Actuellement les pays avec lesquels l'Italie a signé des accords de co-productions bilatéraux sont au nombre de 26: l'Afrique du Sud, l'Allemagne, l'Algérie, l'Argentine, l'Australie, l'Autriche, la Belgique, le Brésil, la Bulgarie, le Canada, la Chine, l'Espagne, la France, la Grande-Bretagne, la Hongrie, l'Irlande, l'Israël, le Maroc, le Mexique, les Pays de l'ex-Yougoslavie, la République Tchèque, la Roumanie, la Russie, la Suède, la Suisse, la Tunisie, le Venezuela. En définition, il existe un accord avec l'Inde. Les paramètres des quotas de participation coproductrices varient d'un minimum de 20% à un maximum de 80%, sauf en France (5-10%), au Maroc (30%) et en Suisse (30%). La dérogation à ces paramètres peut être établie grâce à un décret du ministère.
Les négociations pour les co-productions avec les pays qui n'ont pas passés d'accord avec l'Italie peuvent être réglementées par la Convention européenne pour la co-production de 1992, ou par l'Institut de coparticipation internationale.

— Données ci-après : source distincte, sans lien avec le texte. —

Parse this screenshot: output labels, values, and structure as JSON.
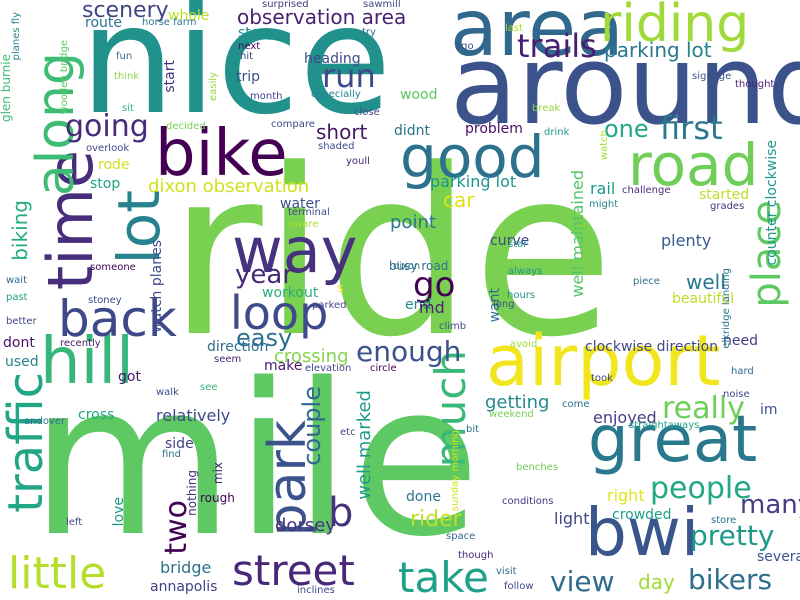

Chacune d'entre elle fixe des critères, des obligations et des bénéfices (un de ces derniers, par exemple, est l'attribution de la nationalité du film par chaque état co-producteur), pour lesquels nous aurons des accords plus restrictifs que d'autres. Les collaborations les plus actives actuellement sont celles avec la France, le Royaume-Uni, l'Espagne, et l'Allemagne mais l'Italie entame des co-productions avec des pays de l'Est, africains et asiatiques.

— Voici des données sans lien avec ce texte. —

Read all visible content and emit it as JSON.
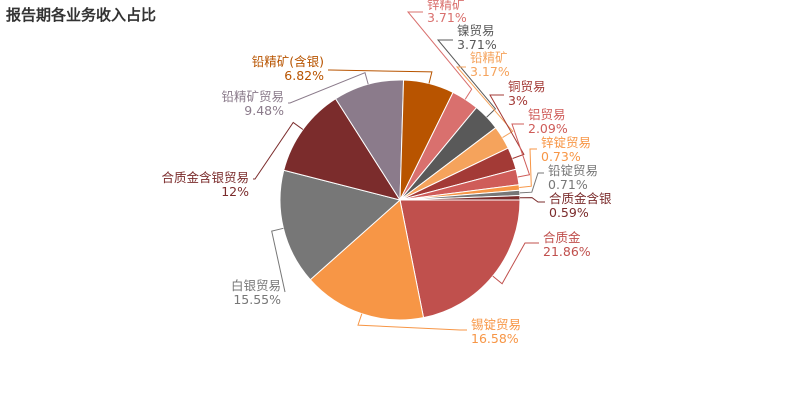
{
  "title": "报告期各业务收入占比",
  "chart_data": {
    "type": "pie",
    "title": "报告期各业务收入占比",
    "unit": "%",
    "slices": [
      {
        "name": "合质金",
        "value": 21.86,
        "label": "21.86%",
        "color": "#c0504d"
      },
      {
        "name": "锡锭贸易",
        "value": 16.58,
        "label": "16.58%",
        "color": "#f79646"
      },
      {
        "name": "白银贸易",
        "value": 15.55,
        "label": "15.55%",
        "color": "#777777"
      },
      {
        "name": "合质金含银贸易",
        "value": 12,
        "label": "12%",
        "color": "#7b2c2c"
      },
      {
        "name": "铅精矿贸易",
        "value": 9.48,
        "label": "9.48%",
        "color": "#8b7b8b"
      },
      {
        "name": "铅精矿(含银)",
        "value": 6.82,
        "label": "6.82%",
        "color": "#b85400"
      },
      {
        "name": "锌精矿",
        "value": 3.71,
        "label": "3.71%",
        "color": "#d9706e"
      },
      {
        "name": "镍贸易",
        "value": 3.71,
        "label": "3.71%",
        "color": "#595959"
      },
      {
        "name": "铅精矿",
        "value": 3.17,
        "label": "3.17%",
        "color": "#f5a35c"
      },
      {
        "name": "铜贸易",
        "value": 3,
        "label": "3%",
        "color": "#a33a36"
      },
      {
        "name": "铝贸易",
        "value": 2.09,
        "label": "2.09%",
        "color": "#cf5c59"
      },
      {
        "name": "锌锭贸易",
        "value": 0.73,
        "label": "0.73%",
        "color": "#f79646"
      },
      {
        "name": "铅锭贸易",
        "value": 0.71,
        "label": "0.71%",
        "color": "#777777"
      },
      {
        "name": "合质金含银",
        "value": 0.59,
        "label": "0.59%",
        "color": "#7b2c2c"
      }
    ]
  }
}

Ce qui est également important dans cette loi-cadre ce sont les alliances en vue de favoriser les co-productions intitulées "Réseau des régions capitales". Récemment, le Latium en a signé trois très importantes avec des partenaires français, espagnols et allemands (voir article sur le Lazio Film Commission).

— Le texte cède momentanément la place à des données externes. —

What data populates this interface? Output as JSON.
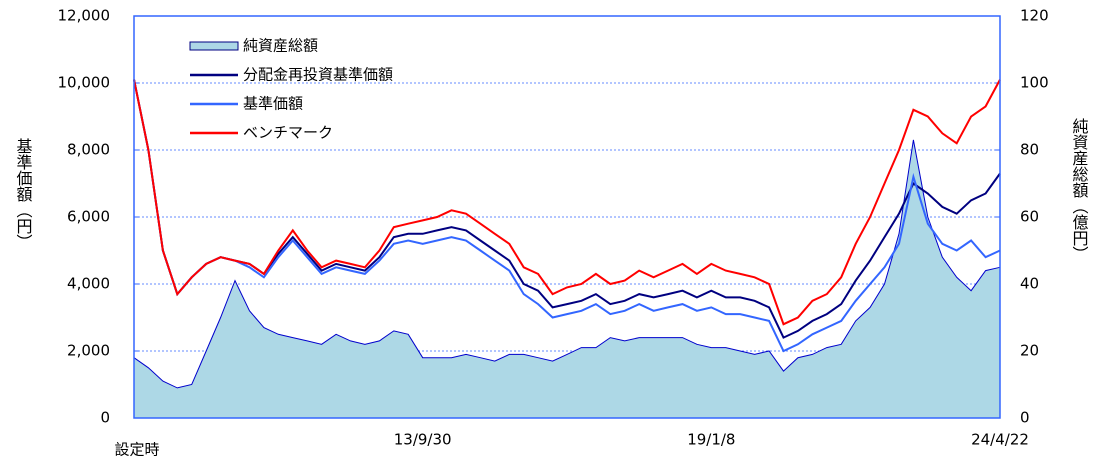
{
  "chart_data": {
    "type": "line",
    "y_label": "基準価額（円）",
    "y2_label": "純資産総額（億円）",
    "categories": [
      "設定時",
      null,
      null,
      null,
      null,
      null,
      null,
      null,
      null,
      null,
      null,
      null,
      null,
      null,
      null,
      null,
      null,
      null,
      null,
      null,
      "13/9/30",
      null,
      null,
      null,
      null,
      null,
      null,
      null,
      null,
      null,
      null,
      null,
      null,
      null,
      null,
      null,
      null,
      null,
      null,
      null,
      "19/1/8",
      null,
      null,
      null,
      null,
      null,
      null,
      null,
      null,
      null,
      null,
      null,
      null,
      null,
      null,
      null,
      null,
      null,
      null,
      null,
      "24/4/22"
    ],
    "ylim": [
      0,
      12000
    ],
    "yticks": [
      0,
      {
        "value": 2000,
        "label": "2,000"
      },
      {
        "value": 4000,
        "label": "4,000"
      },
      {
        "value": 6000,
        "label": "6,000"
      },
      {
        "value": 8000,
        "label": "8,000"
      },
      {
        "value": 10000,
        "label": "10,000"
      },
      {
        "value": 12000,
        "label": "12,000"
      }
    ],
    "y2lim": [
      0,
      120
    ],
    "y2ticks": [
      0,
      20,
      40,
      60,
      80,
      100,
      120
    ],
    "grid": true,
    "legend": "upper left",
    "series": [
      {
        "name": "純資産総額",
        "type": "area",
        "axis": "y2",
        "color": "#add8e6",
        "values": [
          18,
          15,
          11,
          9,
          10,
          20,
          30,
          41,
          32,
          27,
          25,
          24,
          23,
          22,
          25,
          23,
          22,
          23,
          26,
          25,
          18,
          18,
          18,
          19,
          18,
          17,
          19,
          19,
          18,
          17,
          19,
          21,
          21,
          24,
          23,
          24,
          24,
          24,
          24,
          22,
          21,
          21,
          20,
          19,
          20,
          14,
          18,
          19,
          21,
          22,
          29,
          33,
          40,
          55,
          83,
          60,
          48,
          42,
          38,
          44,
          45
        ]
      },
      {
        "name": "分配金再投資基準価額",
        "color": "#000080",
        "values": [
          10100,
          8000,
          5000,
          3700,
          4200,
          4600,
          4800,
          4700,
          4600,
          4300,
          4900,
          5400,
          4900,
          4400,
          4600,
          4500,
          4400,
          4800,
          5400,
          5500,
          5500,
          5600,
          5700,
          5600,
          5300,
          5000,
          4700,
          4000,
          3800,
          3300,
          3400,
          3500,
          3700,
          3400,
          3500,
          3700,
          3600,
          3700,
          3800,
          3600,
          3800,
          3600,
          3600,
          3500,
          3300,
          2400,
          2600,
          2900,
          3100,
          3400,
          4100,
          4700,
          5400,
          6100,
          7000,
          6700,
          6300,
          6100,
          6500,
          6700,
          7300
        ]
      },
      {
        "name": "基準価額",
        "color": "#3366ff",
        "values": [
          10100,
          8000,
          5000,
          3700,
          4200,
          4600,
          4800,
          4700,
          4500,
          4200,
          4800,
          5300,
          4800,
          4300,
          4500,
          4400,
          4300,
          4700,
          5200,
          5300,
          5200,
          5300,
          5400,
          5300,
          5000,
          4700,
          4400,
          3700,
          3400,
          3000,
          3100,
          3200,
          3400,
          3100,
          3200,
          3400,
          3200,
          3300,
          3400,
          3200,
          3300,
          3100,
          3100,
          3000,
          2900,
          2000,
          2200,
          2500,
          2700,
          2900,
          3500,
          4000,
          4500,
          5200,
          7200,
          5800,
          5200,
          5000,
          5300,
          4800,
          5000
        ]
      },
      {
        "name": "ベンチマーク",
        "color": "#ff0000",
        "values": [
          10100,
          8000,
          5000,
          3700,
          4200,
          4600,
          4800,
          4700,
          4600,
          4300,
          5000,
          5600,
          5000,
          4500,
          4700,
          4600,
          4500,
          5000,
          5700,
          5800,
          5900,
          6000,
          6200,
          6100,
          5800,
          5500,
          5200,
          4500,
          4300,
          3700,
          3900,
          4000,
          4300,
          4000,
          4100,
          4400,
          4200,
          4400,
          4600,
          4300,
          4600,
          4400,
          4300,
          4200,
          4000,
          2800,
          3000,
          3500,
          3700,
          4200,
          5200,
          6000,
          7000,
          8000,
          9200,
          9000,
          8500,
          8200,
          9000,
          9300,
          10100
        ]
      }
    ]
  }
}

Il manque maintenant le système minutieux des fonds régionaux, qui a tellement aidé le cinéma français. Mais depuis 2003 l’Italie possède son premier Film Fund, celui de la Friuli Venezia Giulia Film Commission, doté d'un financement de 300.000 euros annuels qui prévoit des contributions aux productions audiovisuelles qui choisissent le Friuli Venezia Giulia comme plateau de tournage (lire l'article). Ce fond régional pionnier qui en est à son troisième anniversaire, peut être considéré comme un exemple à suivre afin d'augmenter la présence de productions audiovisuelles sur le territoire et contrôler la retombée économique que ces productions apportent au tissu commercial de la zone intéressée. Mais quelque chose est en train de bouger. Ces dernières semaines, une autre société est née dans les Pouilles, le Salento Film Fund. Et en mars dernier, la création d'un fond régional pour le cinéma a été annoncée par la Région Latium. Les changements provoqués par les élections régionales ont évidemment ralentis l'initiative.